A common question in the health and fitness industry is whether you should or shouldn’t exercise on an empty stomach. For many people, it’s a preference thing… eating before a workout may make people feel nauseous or vice versa. Depending on your goals and the type of training you’re doing, i.e., endurance running or HIIT will influence this decision. In addition to this, certain chronic health conditions will also influence whether you should or shouldn’t eat before exercise and what type of food you should be eating. This question can be answered in a variety of different ways depending on the above variables.
A review paper published in 2018 by Wallis & Gonzalez examined the current evidence surrounding the impact of undertaking aerobic exercise in the overnight-fasted state vs the fed state in the context of optimising the health benefits of regular physical activity.
As mentioned before the information differs for different chronic health populations, with medications and biological factors playing a role. Eating meals containing carbohydrates are known to increase blood glucose and insulin concentrations.

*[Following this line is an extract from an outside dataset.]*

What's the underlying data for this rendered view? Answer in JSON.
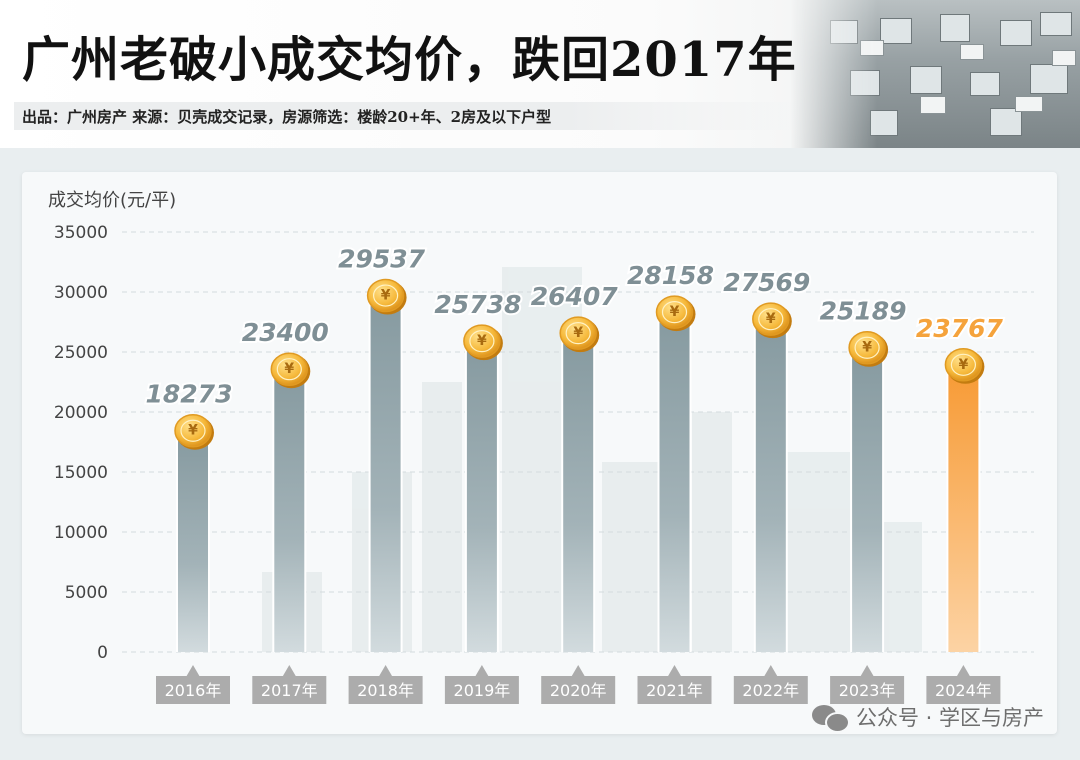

When this is followed by exercise, glucose uptake into skeletal muscle is enhanced, leading to a lower effect on blood glucose.
This has been argued to be of particular importance in diabetes. The commencement of exercise 30–90 min post-prandial (after eating) is suggested to be optimal in accelerating meal-derived glucose removal, thus avoiding hyperglycemia and minimising the risk of post-exercise hypoglycaemia. So, in the case of diabetics, eating before training is recommended.

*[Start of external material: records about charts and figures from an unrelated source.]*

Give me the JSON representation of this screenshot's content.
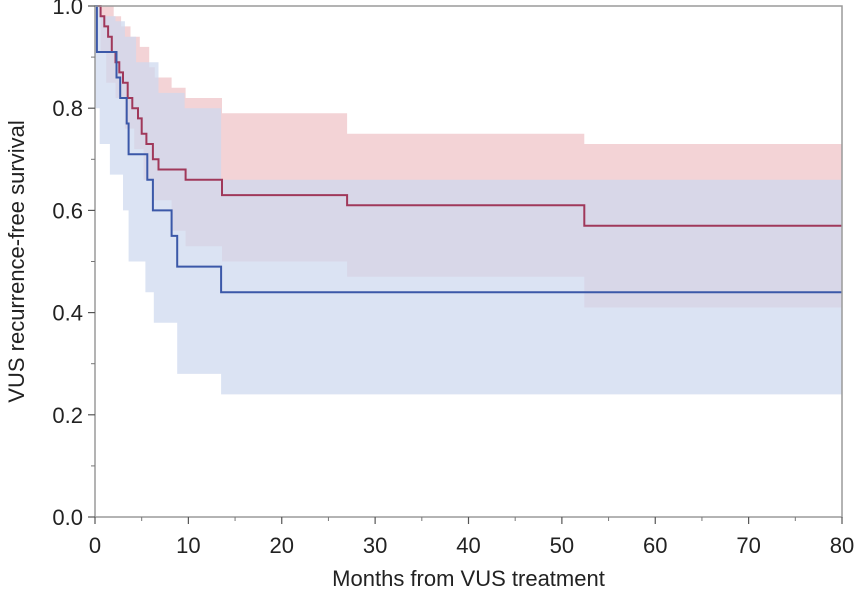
{
  "chart_data": {
    "type": "line",
    "subtype": "kaplan-meier step curves with confidence bands",
    "xlabel": "Months from VUS treatment",
    "ylabel": "VUS recurrence-free survival",
    "xlim": [
      0,
      80
    ],
    "ylim": [
      0,
      1.0
    ],
    "x_ticks": [
      0,
      10,
      20,
      30,
      40,
      50,
      60,
      70,
      80
    ],
    "x_tick_labels": [
      "0",
      "10",
      "20",
      "30",
      "40",
      "50",
      "60",
      "70",
      "80"
    ],
    "y_ticks": [
      0.0,
      0.2,
      0.4,
      0.6,
      0.8,
      1.0
    ],
    "y_tick_labels": [
      "0.0",
      "0.2",
      "0.4",
      "0.6",
      "0.8",
      "1.0"
    ],
    "grid": false,
    "legend": "none",
    "series": [
      {
        "color": "#a0385a",
        "band_color": "#eec2c6",
        "steps": [
          [
            0,
            1.0
          ],
          [
            0.6,
            0.98
          ],
          [
            1.0,
            0.96
          ],
          [
            1.4,
            0.94
          ],
          [
            1.8,
            0.91
          ],
          [
            2.2,
            0.89
          ],
          [
            2.6,
            0.87
          ],
          [
            3.0,
            0.85
          ],
          [
            3.5,
            0.82
          ],
          [
            4.0,
            0.8
          ],
          [
            4.6,
            0.78
          ],
          [
            5.0,
            0.75
          ],
          [
            5.5,
            0.73
          ],
          [
            6.2,
            0.7
          ],
          [
            6.8,
            0.68
          ],
          [
            9.7,
            0.66
          ],
          [
            13.6,
            0.63
          ],
          [
            27.0,
            0.61
          ],
          [
            52.4,
            0.57
          ],
          [
            80,
            0.57
          ]
        ],
        "ci_upper": [
          [
            0,
            1.0
          ],
          [
            1.0,
            1.0
          ],
          [
            2.0,
            0.98
          ],
          [
            2.8,
            0.96
          ],
          [
            3.8,
            0.94
          ],
          [
            4.8,
            0.92
          ],
          [
            5.8,
            0.88
          ],
          [
            6.4,
            0.86
          ],
          [
            8.2,
            0.84
          ],
          [
            9.7,
            0.82
          ],
          [
            13.6,
            0.79
          ],
          [
            27.0,
            0.75
          ],
          [
            52.4,
            0.73
          ],
          [
            80,
            0.71
          ]
        ],
        "ci_lower": [
          [
            0,
            1.0
          ],
          [
            0.6,
            0.91
          ],
          [
            1.2,
            0.85
          ],
          [
            2.2,
            0.82
          ],
          [
            3.2,
            0.76
          ],
          [
            4.2,
            0.72
          ],
          [
            5.2,
            0.66
          ],
          [
            6.2,
            0.62
          ],
          [
            8.2,
            0.56
          ],
          [
            9.7,
            0.53
          ],
          [
            13.6,
            0.5
          ],
          [
            27.0,
            0.47
          ],
          [
            52.4,
            0.41
          ],
          [
            80,
            0.41
          ]
        ]
      },
      {
        "color": "#3b58a8",
        "band_color": "#cdd8ef",
        "steps": [
          [
            0,
            1.0
          ],
          [
            0.2,
            0.91
          ],
          [
            2.3,
            0.86
          ],
          [
            2.7,
            0.82
          ],
          [
            3.4,
            0.77
          ],
          [
            3.6,
            0.71
          ],
          [
            5.6,
            0.66
          ],
          [
            6.2,
            0.6
          ],
          [
            8.2,
            0.55
          ],
          [
            8.8,
            0.49
          ],
          [
            13.5,
            0.44
          ],
          [
            80,
            0.44
          ]
        ],
        "ci_upper": [
          [
            0,
            1.0
          ],
          [
            0.6,
            0.98
          ],
          [
            2.2,
            0.97
          ],
          [
            3.2,
            0.94
          ],
          [
            4.4,
            0.89
          ],
          [
            6.8,
            0.83
          ],
          [
            9.6,
            0.8
          ],
          [
            13.5,
            0.66
          ],
          [
            80,
            0.66
          ]
        ],
        "ci_lower": [
          [
            0,
            0.8
          ],
          [
            0.5,
            0.73
          ],
          [
            1.6,
            0.67
          ],
          [
            3.0,
            0.6
          ],
          [
            3.6,
            0.5
          ],
          [
            5.4,
            0.44
          ],
          [
            6.3,
            0.38
          ],
          [
            8.8,
            0.28
          ],
          [
            13.5,
            0.24
          ],
          [
            80,
            0.24
          ]
        ]
      }
    ]
  }
}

When comparing this population to endurance athletes, the information differs. A recent review completed by Rothschild et al. in 2020: What Should I Eat before Exercise? Pre-Exercise Nutrition and the Response to Endurance Exercise: Current Perspective and Future Directions. Highlighted that performance is improved following pre-exercise carbohydrate (30 mins prior) ingestion for longer but not shorter duration exercise
However, for the general population, the research is clear; training in a fasted state improves the ability to tap into fat stores sooner and burn a higher percentage of fat during training sessions. Sports dietitians Australia give the option of adding a small snack in the 1-2 hours before exercise for a final top-up of fuel stores. If you want more specific dietary advice on what to eat before training, please consult a dietitian.